The suspension hits the campus as it prepares for events that usually deeply involve Greek houses, which includes a homecoming parade Nov. 17.

“It will be more tame and not as festive as it usually is because there are a lot of floats during the parade and competitions during the week,” Florida State student Rachel Humphries said.

However, penalizing all Greek houses seemed unfair to freshman Lila Pullo, who was supposed to be initiated into the Delta Gamma sorority.

“For me, and a lot of the people who are entering, we’re all pretty upset because we are trying to get the reputation back up,” she said. “Most of the organizations getting in trouble are fraternities. If they did end Greek life, the atmosphere on campus will go down a lot.”

But Florida State Faculty Senate President Todd Adams said, “President Thrasher felt he needed to wake people up by doing this broad suspension of activities. We agree this is a way forward.

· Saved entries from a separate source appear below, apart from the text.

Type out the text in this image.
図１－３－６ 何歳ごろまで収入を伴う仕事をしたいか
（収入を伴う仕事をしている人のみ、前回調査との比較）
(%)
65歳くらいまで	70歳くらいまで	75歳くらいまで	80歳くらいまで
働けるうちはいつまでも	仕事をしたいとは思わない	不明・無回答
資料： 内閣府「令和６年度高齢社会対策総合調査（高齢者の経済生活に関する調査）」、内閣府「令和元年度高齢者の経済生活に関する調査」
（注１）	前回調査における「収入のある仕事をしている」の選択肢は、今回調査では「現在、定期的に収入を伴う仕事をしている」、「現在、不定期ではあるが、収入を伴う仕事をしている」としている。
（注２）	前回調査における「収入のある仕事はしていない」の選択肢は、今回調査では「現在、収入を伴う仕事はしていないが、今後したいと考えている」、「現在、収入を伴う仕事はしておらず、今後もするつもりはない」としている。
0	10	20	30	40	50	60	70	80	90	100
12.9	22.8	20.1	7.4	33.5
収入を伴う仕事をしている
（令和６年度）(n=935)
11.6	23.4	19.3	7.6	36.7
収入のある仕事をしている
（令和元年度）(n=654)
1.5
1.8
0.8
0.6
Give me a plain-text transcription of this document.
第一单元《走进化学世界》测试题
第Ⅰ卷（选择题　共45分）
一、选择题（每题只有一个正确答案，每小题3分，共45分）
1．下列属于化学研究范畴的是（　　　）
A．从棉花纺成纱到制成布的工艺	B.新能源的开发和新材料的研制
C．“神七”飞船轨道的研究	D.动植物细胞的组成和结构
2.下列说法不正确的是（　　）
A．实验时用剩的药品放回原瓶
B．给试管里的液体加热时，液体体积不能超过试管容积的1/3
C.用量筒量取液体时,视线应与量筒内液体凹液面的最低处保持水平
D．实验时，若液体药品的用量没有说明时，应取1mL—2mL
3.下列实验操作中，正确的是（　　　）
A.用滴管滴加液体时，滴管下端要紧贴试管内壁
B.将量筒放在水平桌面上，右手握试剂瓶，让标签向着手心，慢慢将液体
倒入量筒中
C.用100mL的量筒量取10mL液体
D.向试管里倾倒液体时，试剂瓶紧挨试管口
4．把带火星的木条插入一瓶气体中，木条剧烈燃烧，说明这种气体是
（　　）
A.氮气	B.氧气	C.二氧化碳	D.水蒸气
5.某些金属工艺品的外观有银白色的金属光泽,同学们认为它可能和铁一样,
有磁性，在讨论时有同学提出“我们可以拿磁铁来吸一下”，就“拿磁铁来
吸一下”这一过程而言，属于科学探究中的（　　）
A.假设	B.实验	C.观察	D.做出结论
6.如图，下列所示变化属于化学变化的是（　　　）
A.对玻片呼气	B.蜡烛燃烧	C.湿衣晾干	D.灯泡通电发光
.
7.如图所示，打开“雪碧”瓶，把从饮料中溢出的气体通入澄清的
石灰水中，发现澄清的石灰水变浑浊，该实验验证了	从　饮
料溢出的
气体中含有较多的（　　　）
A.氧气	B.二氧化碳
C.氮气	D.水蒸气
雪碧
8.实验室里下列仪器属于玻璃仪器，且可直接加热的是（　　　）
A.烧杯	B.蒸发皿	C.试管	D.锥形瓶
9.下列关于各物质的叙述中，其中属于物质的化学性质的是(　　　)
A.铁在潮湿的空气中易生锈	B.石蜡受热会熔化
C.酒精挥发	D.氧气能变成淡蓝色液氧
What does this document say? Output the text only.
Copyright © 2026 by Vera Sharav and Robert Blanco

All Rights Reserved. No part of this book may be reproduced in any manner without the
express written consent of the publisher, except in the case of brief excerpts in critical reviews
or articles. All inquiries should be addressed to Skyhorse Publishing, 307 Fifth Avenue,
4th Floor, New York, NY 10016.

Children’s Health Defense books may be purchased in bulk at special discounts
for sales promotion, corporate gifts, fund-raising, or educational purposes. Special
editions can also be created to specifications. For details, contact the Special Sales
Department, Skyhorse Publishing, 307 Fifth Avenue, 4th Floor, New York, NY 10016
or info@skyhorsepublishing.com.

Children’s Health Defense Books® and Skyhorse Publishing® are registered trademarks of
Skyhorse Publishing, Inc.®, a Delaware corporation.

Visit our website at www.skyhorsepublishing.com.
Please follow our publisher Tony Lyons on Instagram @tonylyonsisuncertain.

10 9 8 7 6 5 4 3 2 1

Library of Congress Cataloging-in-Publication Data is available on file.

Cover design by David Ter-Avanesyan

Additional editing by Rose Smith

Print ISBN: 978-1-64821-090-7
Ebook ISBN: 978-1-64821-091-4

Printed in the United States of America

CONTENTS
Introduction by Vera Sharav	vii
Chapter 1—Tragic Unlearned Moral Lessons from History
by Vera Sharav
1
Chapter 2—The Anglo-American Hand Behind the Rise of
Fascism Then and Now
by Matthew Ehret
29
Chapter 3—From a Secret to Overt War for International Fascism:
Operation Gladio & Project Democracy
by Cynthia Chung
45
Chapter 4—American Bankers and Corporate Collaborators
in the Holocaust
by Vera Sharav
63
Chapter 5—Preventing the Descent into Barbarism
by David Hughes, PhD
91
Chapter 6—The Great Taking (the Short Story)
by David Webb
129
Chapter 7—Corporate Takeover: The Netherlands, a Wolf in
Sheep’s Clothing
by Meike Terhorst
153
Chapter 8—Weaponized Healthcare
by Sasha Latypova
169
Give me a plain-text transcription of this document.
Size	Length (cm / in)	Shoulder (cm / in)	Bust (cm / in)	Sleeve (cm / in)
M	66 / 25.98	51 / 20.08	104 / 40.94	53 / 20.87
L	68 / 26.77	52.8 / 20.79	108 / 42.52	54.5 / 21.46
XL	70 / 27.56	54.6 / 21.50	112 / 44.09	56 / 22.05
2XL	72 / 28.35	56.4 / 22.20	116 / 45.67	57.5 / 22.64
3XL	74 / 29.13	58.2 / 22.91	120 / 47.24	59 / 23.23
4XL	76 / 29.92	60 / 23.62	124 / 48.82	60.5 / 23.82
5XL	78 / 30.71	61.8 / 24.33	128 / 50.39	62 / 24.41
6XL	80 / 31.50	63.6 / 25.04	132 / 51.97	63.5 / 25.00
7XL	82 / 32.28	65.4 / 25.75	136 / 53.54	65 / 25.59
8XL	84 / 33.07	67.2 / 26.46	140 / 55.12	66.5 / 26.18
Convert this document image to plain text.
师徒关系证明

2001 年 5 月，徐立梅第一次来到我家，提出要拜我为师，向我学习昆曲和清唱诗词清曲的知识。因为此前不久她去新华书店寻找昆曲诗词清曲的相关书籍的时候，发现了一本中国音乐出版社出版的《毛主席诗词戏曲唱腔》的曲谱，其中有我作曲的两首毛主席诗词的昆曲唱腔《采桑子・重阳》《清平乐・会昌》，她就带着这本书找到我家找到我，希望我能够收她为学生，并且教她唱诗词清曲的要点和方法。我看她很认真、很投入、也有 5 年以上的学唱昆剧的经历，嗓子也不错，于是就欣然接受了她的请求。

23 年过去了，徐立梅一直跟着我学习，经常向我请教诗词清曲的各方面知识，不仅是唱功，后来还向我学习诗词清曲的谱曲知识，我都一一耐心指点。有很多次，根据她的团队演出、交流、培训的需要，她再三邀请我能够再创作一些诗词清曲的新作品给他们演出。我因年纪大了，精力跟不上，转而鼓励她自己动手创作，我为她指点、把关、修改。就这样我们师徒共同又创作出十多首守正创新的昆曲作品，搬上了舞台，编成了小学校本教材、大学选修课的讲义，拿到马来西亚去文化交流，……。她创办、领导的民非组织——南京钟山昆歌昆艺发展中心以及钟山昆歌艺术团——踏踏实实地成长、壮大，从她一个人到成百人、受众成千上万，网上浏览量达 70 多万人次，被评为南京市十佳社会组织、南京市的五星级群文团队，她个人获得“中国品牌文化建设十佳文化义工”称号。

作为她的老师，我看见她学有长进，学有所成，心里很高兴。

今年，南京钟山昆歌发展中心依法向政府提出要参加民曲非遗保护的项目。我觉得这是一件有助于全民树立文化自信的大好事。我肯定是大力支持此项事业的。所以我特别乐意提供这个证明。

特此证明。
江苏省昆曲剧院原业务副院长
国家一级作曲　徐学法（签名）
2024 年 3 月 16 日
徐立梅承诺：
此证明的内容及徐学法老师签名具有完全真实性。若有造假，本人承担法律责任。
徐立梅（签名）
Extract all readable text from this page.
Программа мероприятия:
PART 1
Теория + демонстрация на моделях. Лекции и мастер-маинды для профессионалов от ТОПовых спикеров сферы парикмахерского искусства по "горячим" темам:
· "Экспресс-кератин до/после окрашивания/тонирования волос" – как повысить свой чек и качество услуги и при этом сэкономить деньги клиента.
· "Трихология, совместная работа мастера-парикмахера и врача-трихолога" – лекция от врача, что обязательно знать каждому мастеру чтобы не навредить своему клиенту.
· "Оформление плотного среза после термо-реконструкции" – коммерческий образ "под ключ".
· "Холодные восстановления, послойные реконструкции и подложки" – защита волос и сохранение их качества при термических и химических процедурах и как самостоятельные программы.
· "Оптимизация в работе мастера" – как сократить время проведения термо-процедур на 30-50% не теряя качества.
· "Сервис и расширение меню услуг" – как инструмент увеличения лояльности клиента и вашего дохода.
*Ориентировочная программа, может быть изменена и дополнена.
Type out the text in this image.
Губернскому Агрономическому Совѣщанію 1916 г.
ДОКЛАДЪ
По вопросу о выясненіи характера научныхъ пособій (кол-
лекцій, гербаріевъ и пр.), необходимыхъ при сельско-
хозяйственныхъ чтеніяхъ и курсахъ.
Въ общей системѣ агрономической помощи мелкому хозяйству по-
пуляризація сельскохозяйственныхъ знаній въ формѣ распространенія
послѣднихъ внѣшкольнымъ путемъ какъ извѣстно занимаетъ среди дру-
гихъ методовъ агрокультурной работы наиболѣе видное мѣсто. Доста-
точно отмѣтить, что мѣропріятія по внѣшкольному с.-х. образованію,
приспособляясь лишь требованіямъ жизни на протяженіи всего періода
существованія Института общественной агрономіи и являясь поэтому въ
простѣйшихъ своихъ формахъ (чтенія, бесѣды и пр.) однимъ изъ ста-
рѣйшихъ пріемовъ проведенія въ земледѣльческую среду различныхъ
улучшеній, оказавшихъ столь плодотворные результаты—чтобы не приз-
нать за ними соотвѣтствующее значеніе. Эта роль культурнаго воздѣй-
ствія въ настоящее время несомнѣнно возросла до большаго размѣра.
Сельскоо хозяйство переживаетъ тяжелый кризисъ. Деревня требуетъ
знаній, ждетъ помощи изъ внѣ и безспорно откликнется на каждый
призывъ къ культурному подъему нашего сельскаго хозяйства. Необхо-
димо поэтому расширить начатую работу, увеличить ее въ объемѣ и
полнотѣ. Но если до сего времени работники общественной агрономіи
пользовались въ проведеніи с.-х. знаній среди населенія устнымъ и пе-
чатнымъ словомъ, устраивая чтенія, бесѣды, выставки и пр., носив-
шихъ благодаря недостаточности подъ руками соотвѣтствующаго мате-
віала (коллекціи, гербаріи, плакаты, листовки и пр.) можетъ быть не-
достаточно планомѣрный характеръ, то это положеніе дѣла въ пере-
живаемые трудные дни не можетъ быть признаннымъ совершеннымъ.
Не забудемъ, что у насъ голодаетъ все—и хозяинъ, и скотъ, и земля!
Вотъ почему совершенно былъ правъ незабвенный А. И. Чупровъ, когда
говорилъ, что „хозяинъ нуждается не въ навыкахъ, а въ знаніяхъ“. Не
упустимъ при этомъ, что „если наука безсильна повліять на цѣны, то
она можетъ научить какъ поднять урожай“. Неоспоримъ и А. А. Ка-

It has woken people up to the seriousness of the issues.”

He and others said they don’t think this is an end to Greek life, but that changes to policies like the availability of alcohol at sanctioned events might be necessary.


At the University of Central Florida, which suspended a fraternity in August after police said a woman was raped, faculty union president Scott Launier said he thinks the state needs to re-invest in academics. Large class sizes make it difficult for students to socialize outside of groups like fraternities and sororities, and he also said a renewed emphasis on the humanities and arts can help students learn how to be more mindful of others. “In terms of potentially harmful behavior, it’s not directly going to stop it, but over time, hopefully it helps students to be more aware.”

A new study by economists at Union College in New York found, at one school, Greek membership lowered GPAs by 0.25 points, but raised future earnings by 36 percent. “It is difficult to tell whether fraternity membership decreases grades, and increases drinking and social networking, or whether low achieving, hard drinking and highly social students select into fraternities,” the study said. “The available evidence suggests causation likely runs in both directions.”

Lewis Davis, one of the study’s authors, said his study found alcohol didn’t have a significant impact on grades or later salaries. “You could do a lot to curb the role of alcohol in fraternities without greatly affecting their impact on social capital.” He also said he suspects fraternities are more beneficial to people who enter college without a lot of connections, as opposed to wealthier students who might already have family connections that could lead to jobs.

The Associated Press contributed to this report.